The World Next Week podcast is up. Bob McMahon and I sat down to discuss the G20 meeting in Paris; next week’s Republican presidential debate at Dartmouth College; and the start of the “underwear bomber’s” trial.
- Incrementalism rules the day in the eurozone crisis as the decisions that European governments take in dealing with the ripple effects of Greece’s insolvency always seem to be a step behind what is happening in the markets. The result is growing fear that the eurozone crisis will end with a bang rather than a whimper.

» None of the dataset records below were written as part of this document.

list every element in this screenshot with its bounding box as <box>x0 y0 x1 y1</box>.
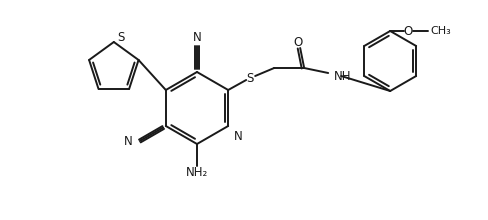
Text: N: N <box>234 130 243 143</box>
Text: NH₂: NH₂ <box>186 165 208 178</box>
Text: N: N <box>124 134 133 147</box>
Text: S: S <box>246 72 254 84</box>
Text: CH₃: CH₃ <box>430 26 451 36</box>
Text: O: O <box>404 24 413 37</box>
Text: O: O <box>294 35 303 48</box>
Text: S: S <box>117 31 124 44</box>
Text: N: N <box>193 31 202 44</box>
Text: NH: NH <box>334 70 352 82</box>
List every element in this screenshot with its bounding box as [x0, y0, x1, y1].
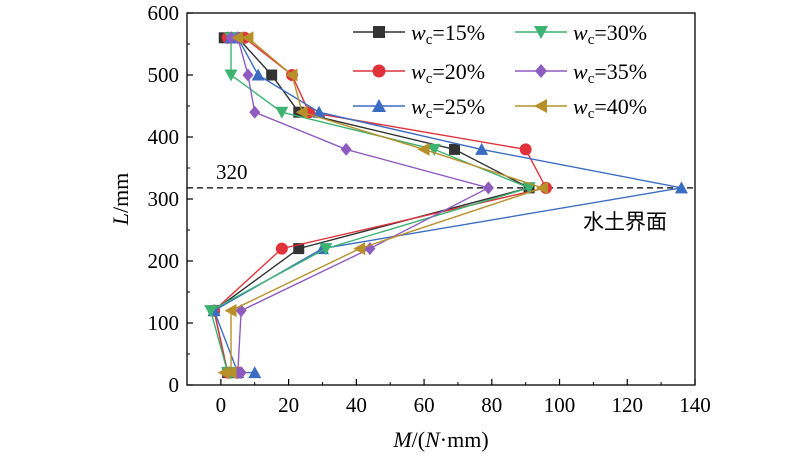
series-line	[213, 37, 548, 374]
marker-triangle-down	[224, 69, 238, 82]
marker-diamond	[364, 242, 376, 256]
marker-triangle-left	[224, 304, 237, 318]
legend-label: wc=40%	[573, 94, 647, 122]
legend-label: wc=15%	[411, 20, 485, 48]
marker-triangle-left	[417, 142, 430, 156]
legend-item-1: wc=15%	[353, 20, 485, 48]
y-tick-label: 100	[148, 311, 180, 335]
x-tick-label: 100	[544, 393, 576, 417]
marker-triangle-down	[522, 182, 536, 195]
marker-triangle-up	[475, 142, 489, 155]
marker-diamond	[249, 105, 261, 119]
marker-diamond	[340, 142, 352, 156]
marker-circle	[275, 242, 288, 255]
series-line	[224, 37, 545, 374]
series-5	[225, 31, 494, 380]
series-line	[213, 37, 531, 374]
marker-diamond	[482, 181, 494, 195]
legend-item-3: wc=25%	[353, 94, 485, 122]
x-tick-label: 140	[679, 393, 711, 417]
y-tick-label: 400	[148, 125, 180, 149]
marker-triangle-up	[251, 68, 265, 81]
x-axis-label: M/(N·mm)	[392, 427, 488, 452]
boundary-line-layer: 320 水土界面	[187, 160, 695, 234]
legend-label: wc=30%	[573, 20, 647, 48]
series-6	[217, 31, 549, 380]
series-line	[209, 37, 532, 374]
marker-circle	[372, 64, 386, 78]
x-tick-label: 0	[216, 393, 227, 417]
axes: 0 20 40 60 80 100 120 140 0 100 200 300 400 500 600	[148, 1, 711, 417]
marker-diamond	[235, 366, 247, 380]
legend-label: wc=35%	[573, 59, 647, 87]
legend-label: wc=20%	[411, 59, 485, 87]
x-tick-label: 40	[346, 393, 367, 417]
marker-square	[373, 26, 385, 38]
marker-diamond	[242, 68, 254, 82]
marker-triangle-left	[217, 366, 230, 380]
marker-triangle-left	[536, 181, 549, 195]
x-tick-label: 120	[612, 393, 644, 417]
marker-diamond	[535, 64, 547, 78]
marker-square	[266, 69, 278, 81]
marker-triangle-left	[231, 31, 244, 45]
y-tick-label: 600	[148, 1, 180, 25]
legend-item-5: wc=35%	[515, 59, 647, 87]
legend-item-2: wc=20%	[353, 59, 485, 87]
series-2	[208, 31, 552, 379]
x-tick-label: 60	[414, 393, 435, 417]
marker-square	[449, 143, 461, 155]
marker-triangle-up	[248, 366, 262, 379]
series-line	[213, 37, 682, 374]
marker-triangle-down	[534, 26, 548, 39]
x-tick-label: 20	[278, 393, 299, 417]
marker-square	[293, 243, 305, 255]
legend-label: wc=25%	[411, 94, 485, 122]
legend-item-4: wc=30%	[515, 20, 647, 48]
x-tick-label: 80	[481, 393, 502, 417]
marker-triangle-down	[204, 305, 218, 318]
marker-triangle-left	[241, 31, 254, 45]
marker-triangle-left	[285, 68, 298, 82]
marker-diamond	[225, 31, 237, 45]
marker-circle	[519, 143, 532, 156]
series-line	[231, 37, 491, 374]
marker-triangle-up	[674, 181, 688, 194]
marker-triangle-up	[312, 105, 326, 118]
marker-triangle-down	[319, 243, 333, 256]
marker-triangle-left	[534, 99, 547, 113]
marker-triangle-left	[353, 242, 366, 256]
y-tick-label: 200	[148, 249, 180, 273]
legend: wc=15% wc=20% wc=25% wc=30% wc=35% wc=40%	[353, 20, 647, 122]
axis-labels: M/(N·mm) L/mm	[108, 173, 489, 452]
y-tick-label: 300	[148, 187, 180, 211]
y-axis-label: L/mm	[108, 173, 133, 227]
marker-triangle-left	[224, 366, 237, 380]
y-tick-label: 500	[148, 63, 180, 87]
boundary-value-label: 320	[216, 160, 248, 184]
series-1	[208, 32, 535, 379]
water-soil-interface-label: 水土界面	[583, 210, 667, 234]
series-layer	[204, 31, 688, 380]
series-4	[204, 32, 536, 380]
marker-triangle-up	[372, 99, 386, 112]
legend-item-6: wc=40%	[515, 94, 647, 122]
y-tick-label: 0	[169, 373, 180, 397]
marker-triangle-down	[427, 143, 441, 156]
marker-triangle-left	[295, 105, 308, 119]
marker-triangle-down	[275, 106, 289, 119]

- Next Tuesday’s debate in Hanover, New Hampshire is being touted as the first economic debate. The candidates have covered plenty of economic topics in their first six debates, so expect to hear many of the same themes: no tax hikes, less regulation, and more fiscal responsibility. One thing to watch for is whether the moderators can get the candidates to offer up specific advice on what the United States should do about the eurozone crisis and China’s emergence as a global economic power. For better or worse, the United States is now connected to the world economy, which means we are affected by the choices that other countries make, choices we may have difficulty influencing.
- When Umar Farouk Abdulmutallab was arrested for attempting to blow up Northwest Airlines Flight 253 on Christmas Day 2009, homeland security and counter-terrorism looked to be political vulnerabilities for Barack Obama in his re-election run. With Osama bin Laden and Anwar al-Awlaki now both dead, that’s no longer the case.
- My Figure of the Week is Steve Jobs. Bob’s Figure of the Week is 90. You know why I made my choice. You have to listen to the podcast to learn why Bob made his.
The New York Times reports on German Chancellor Angela Merkel’s move to protect vulnerable banks while the Economist considers just how much more capital shaky financial institutions may need. The Washington Post announces the details of the debate it will host with Bloomberg TV next week, and the New York Times has a feature article discussing the unique approach of one perhaps under-reported candidate, Herman Cain. The Los Angeles Times covers jury selection in Abdulmutallab’s trial and the Atlantic’s Andrew Cohen argues that the trial should be public.